A full-coverage high-power charging infrastructure is essential for driving forward electromobility. As a pioneer and innovator in electric mobility, Siemens has global experience, a strong portfolio along the value chain and is an active participant in shaping and promoting standardization for EV charging solutions worldwide, for buses and cars as well.
Siemens has been shaping electric mobility for 15 years, and due to the spread of e-cars and e-buses the need for e-charger infrastructure is also on the rise in Hungary. As the Head of Smart Infrastructure at Siemens Hungary, Levente Balasa explains to Diplomacy&Trade that according to an announcement by the government, “as of 2022, only electric buses could be put into operation as new vehicles in public transport and the purchase of electric cars would be state subsidized. That is what we believe gave an impetus to the market. If you look around internationally, you can notice that the European Union is preparing to be climate-neutral by 2050 by reducing greenhouse gas emissions. In many countries, including Hungary, the energy strategy clearly outlines changing to renewable energy resources and increasing their integration as well as green transport.”
For fossil-free public transport
He believes that in order to achieve climate goals, something radical needs to be done and the best available technology for that is electric mobility. “It is very important to notice that we are sitting on a speeding train – as are the neighboring countries who are working on similar projects to increase the share of electric mobility in public transport. There are cities worldwide (including London, Paris and New York City) that aim to have fossil-free public transport by 2025. From 2030, the United Kingdom will forbid the sale of cars running on fossil-based fuel only and five years later, only purely electric cars can be sold as new.”

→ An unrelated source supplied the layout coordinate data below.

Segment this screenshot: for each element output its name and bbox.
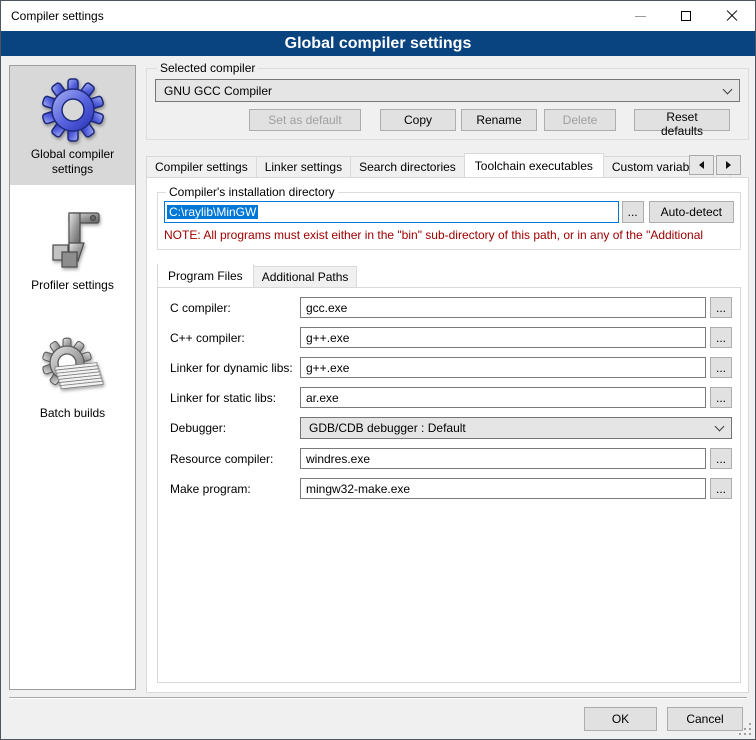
resource-compiler-row: Resource compiler: ... — [170, 448, 732, 469]
browse-button[interactable]: ... — [710, 387, 732, 408]
make-program-input[interactable] — [300, 478, 706, 499]
browse-button[interactable]: ... — [710, 297, 732, 318]
maximize-button[interactable] — [663, 1, 709, 31]
sidebar-item-global-compiler-settings[interactable]: Global compiler settings — [10, 66, 135, 185]
installation-path-input[interactable]: C:\raylib\MinGW — [164, 201, 619, 223]
debugger-row: Debugger: GDB/CDB debugger : Default — [170, 417, 732, 439]
maximize-icon — [681, 11, 691, 21]
dynamic-linker-input[interactable] — [300, 357, 706, 378]
footer-buttons: OK Cancel — [584, 707, 743, 731]
field-label: Debugger: — [170, 421, 300, 435]
sidebar-item-label: Global compiler settings — [10, 147, 135, 185]
tab-toolchain-executables[interactable]: Toolchain executables — [464, 153, 604, 177]
installation-directory-label: Compiler's installation directory — [166, 185, 338, 199]
sidebar-item-batch-builds[interactable]: Batch builds — [10, 325, 135, 441]
program-files-pane: C compiler: ... C++ compiler: ... Linker… — [157, 287, 741, 683]
browse-button[interactable]: ... — [710, 357, 732, 378]
installation-path-row: C:\raylib\MinGW ... Auto-detect — [164, 201, 734, 223]
rename-button[interactable]: Rename — [461, 109, 537, 131]
c-compiler-input[interactable] — [300, 297, 706, 318]
browse-button[interactable]: ... — [710, 478, 732, 499]
sidebar: Global compiler settings — [9, 65, 136, 690]
debugger-select[interactable]: GDB/CDB debugger : Default — [300, 417, 732, 439]
cpp-compiler-row: C++ compiler: ... — [170, 327, 732, 348]
field-label: Make program: — [170, 482, 300, 496]
compiler-combobox[interactable]: GNU GCC Compiler — [155, 79, 740, 102]
compiler-buttons-row: Set as default Copy Rename Delete Reset … — [155, 109, 740, 131]
program-tabs: Program Files Additional Paths — [157, 264, 748, 287]
close-button[interactable] — [709, 1, 755, 31]
toolchain-executables-pane: Compiler's installation directory C:\ray… — [146, 177, 749, 693]
auto-detect-button[interactable]: Auto-detect — [649, 201, 734, 223]
field-label: Linker for static libs: — [170, 391, 300, 405]
selected-compiler-group: Selected compiler GNU GCC Compiler Set a… — [146, 61, 749, 140]
dynamic-linker-row: Linker for dynamic libs: ... — [170, 357, 732, 378]
tab-linker-settings[interactable]: Linker settings — [256, 156, 351, 177]
footer-divider — [9, 697, 747, 698]
dialog-body: Global compiler settings — [1, 56, 755, 739]
make-program-row: Make program: ... — [170, 478, 732, 499]
resize-grip[interactable] — [739, 723, 753, 737]
tab-search-directories[interactable]: Search directories — [350, 156, 465, 177]
browse-button[interactable]: ... — [710, 327, 732, 348]
triangle-right-icon — [726, 161, 731, 169]
copy-button[interactable]: Copy — [380, 109, 456, 131]
field-label: Resource compiler: — [170, 452, 300, 466]
window-title: Compiler settings — [1, 9, 104, 23]
caption-buttons — [617, 1, 755, 31]
triangle-left-icon — [699, 161, 704, 169]
field-label: C compiler: — [170, 301, 300, 315]
bin-subdirectory-note: NOTE: All programs must exist either in … — [164, 228, 734, 242]
compiler-combobox-value: GNU GCC Compiler — [164, 84, 272, 98]
sidebar-item-label: Batch builds — [34, 406, 111, 429]
debugger-select-value: GDB/CDB debugger : Default — [309, 421, 466, 435]
delete-button[interactable]: Delete — [544, 109, 616, 131]
settings-tabs: Compiler settings Linker settings Search… — [146, 153, 749, 177]
caliper-icon — [41, 209, 105, 273]
minimize-button[interactable] — [617, 1, 663, 31]
compiler-settings-dialog: Compiler settings Global compiler settin… — [0, 0, 756, 740]
installation-path-selected-text: C:\raylib\MinGW — [167, 205, 258, 219]
tab-program-files[interactable]: Program Files — [157, 264, 254, 287]
main-content: Selected compiler GNU GCC Compiler Set a… — [146, 61, 749, 693]
ok-button[interactable]: OK — [584, 707, 657, 731]
set-as-default-button[interactable]: Set as default — [249, 109, 361, 131]
chevron-down-icon — [723, 84, 733, 94]
c-compiler-row: C compiler: ... — [170, 297, 732, 318]
tab-additional-paths[interactable]: Additional Paths — [253, 266, 358, 287]
gray-gear-stack-icon — [41, 337, 105, 401]
chevron-down-icon — [715, 422, 725, 432]
page-title: Global compiler settings — [1, 31, 755, 56]
selected-compiler-group-label: Selected compiler — [157, 61, 258, 75]
installation-directory-group: Compiler's installation directory C:\ray… — [157, 185, 741, 250]
titlebar: Compiler settings — [1, 1, 755, 31]
tab-scroll-right-button[interactable] — [716, 155, 741, 175]
sidebar-item-label: Profiler settings — [25, 278, 120, 301]
sidebar-item-profiler-settings[interactable]: Profiler settings — [10, 197, 135, 313]
browse-button[interactable]: ... — [710, 448, 732, 469]
resource-compiler-input[interactable] — [300, 448, 706, 469]
reset-defaults-button[interactable]: Reset defaults — [634, 109, 730, 131]
static-linker-input[interactable] — [300, 387, 706, 408]
cpp-compiler-input[interactable] — [300, 327, 706, 348]
browse-directory-button[interactable]: ... — [622, 201, 644, 223]
blue-gear-icon — [41, 78, 105, 142]
tab-scroll-arrows — [689, 155, 741, 175]
minimize-icon — [635, 16, 646, 17]
static-linker-row: Linker for static libs: ... — [170, 387, 732, 408]
field-label: Linker for dynamic libs: — [170, 361, 300, 375]
close-icon — [726, 10, 738, 22]
field-label: C++ compiler: — [170, 331, 300, 345]
tab-scroll-left-button[interactable] — [689, 155, 714, 175]
tab-compiler-settings[interactable]: Compiler settings — [146, 156, 257, 177]
cancel-button[interactable]: Cancel — [667, 707, 743, 731]
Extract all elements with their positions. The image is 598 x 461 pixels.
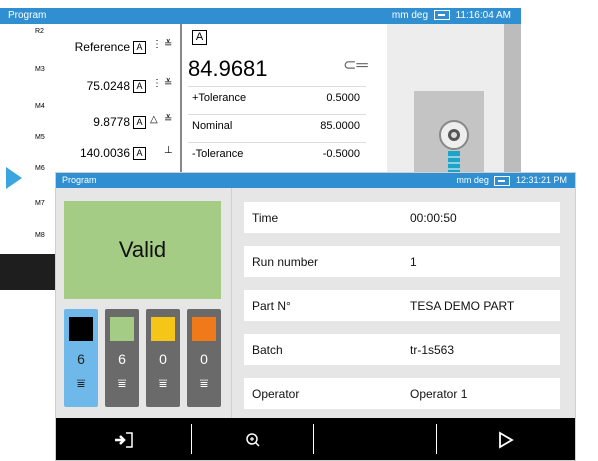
color-swatch xyxy=(192,317,216,341)
counter-value: 0 xyxy=(200,351,208,367)
clock-label: 12:31:21 PM xyxy=(515,175,567,185)
exit-icon xyxy=(114,432,133,448)
info-row-time: Time 00:00:50 xyxy=(244,202,560,233)
bottom-toolbar xyxy=(56,418,575,460)
play-arrow-icon[interactable] xyxy=(6,167,22,189)
info-label: Time xyxy=(252,211,279,225)
align-icon: ⊥ xyxy=(164,145,173,156)
marker-box: A xyxy=(133,41,146,54)
tolerance-label: Nominal xyxy=(192,120,233,132)
info-label: Batch xyxy=(252,343,283,357)
measured-value: 84.9681 xyxy=(188,56,268,81)
info-label: Operator xyxy=(252,387,300,401)
exit-button[interactable] xyxy=(56,418,191,460)
info-panel: Time 00:00:50 Run number 1 Part N° TESA … xyxy=(232,188,575,418)
zoom-list-icon: ⩸ xyxy=(117,375,127,391)
align-icon: ≚ xyxy=(164,114,173,125)
info-row-operator: Operator Operator 1 xyxy=(244,378,560,409)
info-value: TESA DEMO PART xyxy=(410,299,515,313)
status-area: mm deg 12:31:21 PM xyxy=(456,175,567,186)
title-bar: Program mm deg 11:16:04 AM xyxy=(0,8,521,24)
zoom-list-icon: ⩸ xyxy=(199,375,209,391)
counter-warning[interactable]: 0 ⩸ xyxy=(146,309,180,407)
color-swatch xyxy=(151,317,175,341)
battery-icon xyxy=(494,175,511,186)
valid-status: Valid xyxy=(64,201,221,299)
info-row-run-number: Run number 1 xyxy=(244,246,560,277)
blank-button[interactable] xyxy=(314,418,436,460)
tolerance-row: +Tolerance 0.5000 xyxy=(188,86,366,109)
marker-box: A xyxy=(133,80,146,93)
play-icon xyxy=(499,431,514,449)
info-value: Operator 1 xyxy=(410,387,468,401)
key-icon: ⊂═ xyxy=(343,57,368,74)
counter-total[interactable]: 6 ⩸ xyxy=(64,309,98,407)
row-id: M3 xyxy=(35,66,45,73)
align-icon: ≚ xyxy=(164,39,173,50)
tolerance-row: -Tolerance -0.5000 xyxy=(188,142,366,165)
color-swatch xyxy=(69,317,93,341)
info-value: 00:00:50 xyxy=(410,211,457,225)
tolerance-label: -Tolerance xyxy=(192,148,244,160)
color-swatch xyxy=(110,317,134,341)
dimension-icon: ⋮ xyxy=(152,39,162,50)
row-id: M4 xyxy=(35,103,45,110)
marker-box: A xyxy=(133,116,146,129)
zoom-icon xyxy=(245,433,260,447)
row-id: M5 xyxy=(35,134,45,141)
result-marker: A xyxy=(192,30,207,45)
status-area: mm deg 11:16:04 AM xyxy=(392,10,511,21)
units-label: mm deg xyxy=(456,175,489,185)
row-id: M6 xyxy=(35,165,45,172)
info-value: 1 xyxy=(410,255,417,269)
info-label: Part N° xyxy=(252,299,291,313)
zoom-list-icon: ⩸ xyxy=(158,375,168,391)
left-gutter xyxy=(0,24,31,254)
info-row-batch: Batch tr-1s563 xyxy=(244,334,560,365)
row-id: M7 xyxy=(35,200,45,207)
counter-reject[interactable]: 0 ⩸ xyxy=(187,309,221,407)
triangle-icon: △ xyxy=(150,114,158,125)
row-id: M8 xyxy=(35,232,45,239)
zoom-list-icon: ⩸ xyxy=(76,375,86,391)
tolerance-label: +Tolerance xyxy=(192,92,247,104)
info-row-part-number: Part N° TESA DEMO PART xyxy=(244,290,560,321)
tolerance-row: Nominal 85.0000 xyxy=(188,114,366,137)
counter-value: 0 xyxy=(159,351,167,367)
align-icon: ≚ xyxy=(164,78,173,89)
tolerance-value: 0.5000 xyxy=(326,92,360,104)
row-value[interactable]: Reference xyxy=(75,40,130,54)
zoom-button[interactable] xyxy=(192,418,313,460)
clock-label: 11:16:04 AM xyxy=(455,10,511,21)
info-value: tr-1s563 xyxy=(410,343,455,357)
units-label: mm deg xyxy=(391,10,429,21)
row-id: R2 xyxy=(35,28,44,35)
row-value[interactable]: 75.0248 xyxy=(87,79,130,93)
summary-panel: Valid 6 ⩸ 6 ⩸ 0 ⩸ 0 ⩸ xyxy=(56,188,232,418)
probe-image xyxy=(414,91,484,181)
window-title: Program xyxy=(62,175,97,185)
info-label: Run number xyxy=(252,255,319,269)
title-bar: Program mm deg 12:31:21 PM xyxy=(56,173,575,188)
counter-value: 6 xyxy=(77,351,85,367)
marker-box: A xyxy=(133,147,146,160)
play-button[interactable] xyxy=(437,418,575,460)
dimension-icon: ⋮ xyxy=(152,78,162,89)
row-value[interactable]: 9.8778 xyxy=(93,115,130,129)
front-window: Program mm deg 12:31:21 PM Valid 6 ⩸ 6 ⩸… xyxy=(55,172,576,461)
window-title: Program xyxy=(8,10,47,21)
counter-good[interactable]: 6 ⩸ xyxy=(105,309,139,407)
tolerance-value: 85.0000 xyxy=(320,120,360,132)
battery-icon xyxy=(433,10,450,21)
tolerance-value: -0.5000 xyxy=(322,148,360,160)
row-value[interactable]: 140.0036 xyxy=(80,146,130,160)
counter-value: 6 xyxy=(118,351,126,367)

He points out that green transport is definitely among the recommendations of what the EU’s latest Recovery and Resilience Facility should be spent on.
Green Bus program for cities
Closer to home, the Green Bus program has launched its pilot project in Hungary, with one-month testing of electric buses in different cities to see how the locals feel about it. “The benefits are clear: energy saving, zero harmful substance emission, zero greenhouse gas emission and last but not least, noise reduction, which is also important in urban environments,” Levente Balasa highlights. He stresses that this technology is complete if these vehicles are charged with clean energy, like those from renewable sources. Higher and higher capacity solar power sources are put into operation and the challenge is how to integrate these into the charging infrastructure by achieving network security in terms of making the chargers available where they are needed. This is where Siemens aims to be a frontrunner, looking for ways to implement its technologies in the energy system.
Levente Balasa is of the view that knowledge base is needed for the charging infrastructure as well. “You can place chargers in depots where the batteries of buses are charged overnight to be able to operate the next day. Another option is deploying chargers along the bus lines for quick charging during the day. It is the transport companies that need to figure out how to adapt to the local conditions, what suits them best, what modifications, if any, they need to make in the routes, for instance. It is definitely going to be a longer process.”
What one needs to take into account is that the purchase price of an electric bus is one and half or two times that of a traditional vehicle. However, a lot can be saved on the operation and maintenance costs and the lifespan is longer. Levente Balasa puts the ‘tipping point’ to the running distance of about 50,000 kilometers a year above which electric vehicles are more beneficial to be used.
Corporations for e-mobility
In case of electric cars, the deployment of chargers began much earlier. The first key issue here is how the price of these vehicles evolves. At the moment, this is not the category an average Hungarian can afford, which means that if an average person seeks to have the proper comfort and technical features in a car, the price is much higher if he or she chooses the plug-in type, let alone the fully electric version. As for the necessary infrastructure for electric cars, basically you either charge it at home or at your workplace. The Head of Smart Infrastructure at Siemens Hungary believes that companies that consider electric mode of transportation important and make it possible for their employees to change to electric cars will play a pivotal role in the propagation of electro-mobility. “This will require the presence of chargers in office building parking facilities, something that will incur costs. On the other hand, private homes will also need to be equipped with proper chargers that the employee will be able to use to have his or her car ready for the next morning. Now, the question arises: how will the company be able to reimburse me for the costs of electricity used for charging the car overnight? Building out corporate car fleets is a great solution for the propagation of electric mobility – the ways and means to do that could be the subject of another article.”
Siemens knowledge base
Back to buses: “We have had several projects in different cities and with technologies used in those projects, we can provide ideas on what sort of new buses should be acquired (what type of charging system they should have), how a depot for them should be built and how the electricity supply background – a core business for Siemens Hungary – should be created,” he highlights.
The bus depots are industrial facilities in the sense that they must ensure availability: a bus that returns to the depot for the night should be able to leave that place fully charged the next morning, and where also the uninterrupted supply of electric power to the depot should be properly secured.
“The question arises how it is possible to bring in green energy, like solar power, to these places. These are the most determinant issues in the electrification of bus lines. A 2019 Compound Annual Growth Rate (CAGR) prognosis for the European bus charger market is 22% year on year for the infrastructure build-up between 2019 and 2025. This very much shows the direction we are heading to,” Levente Balasa concludes.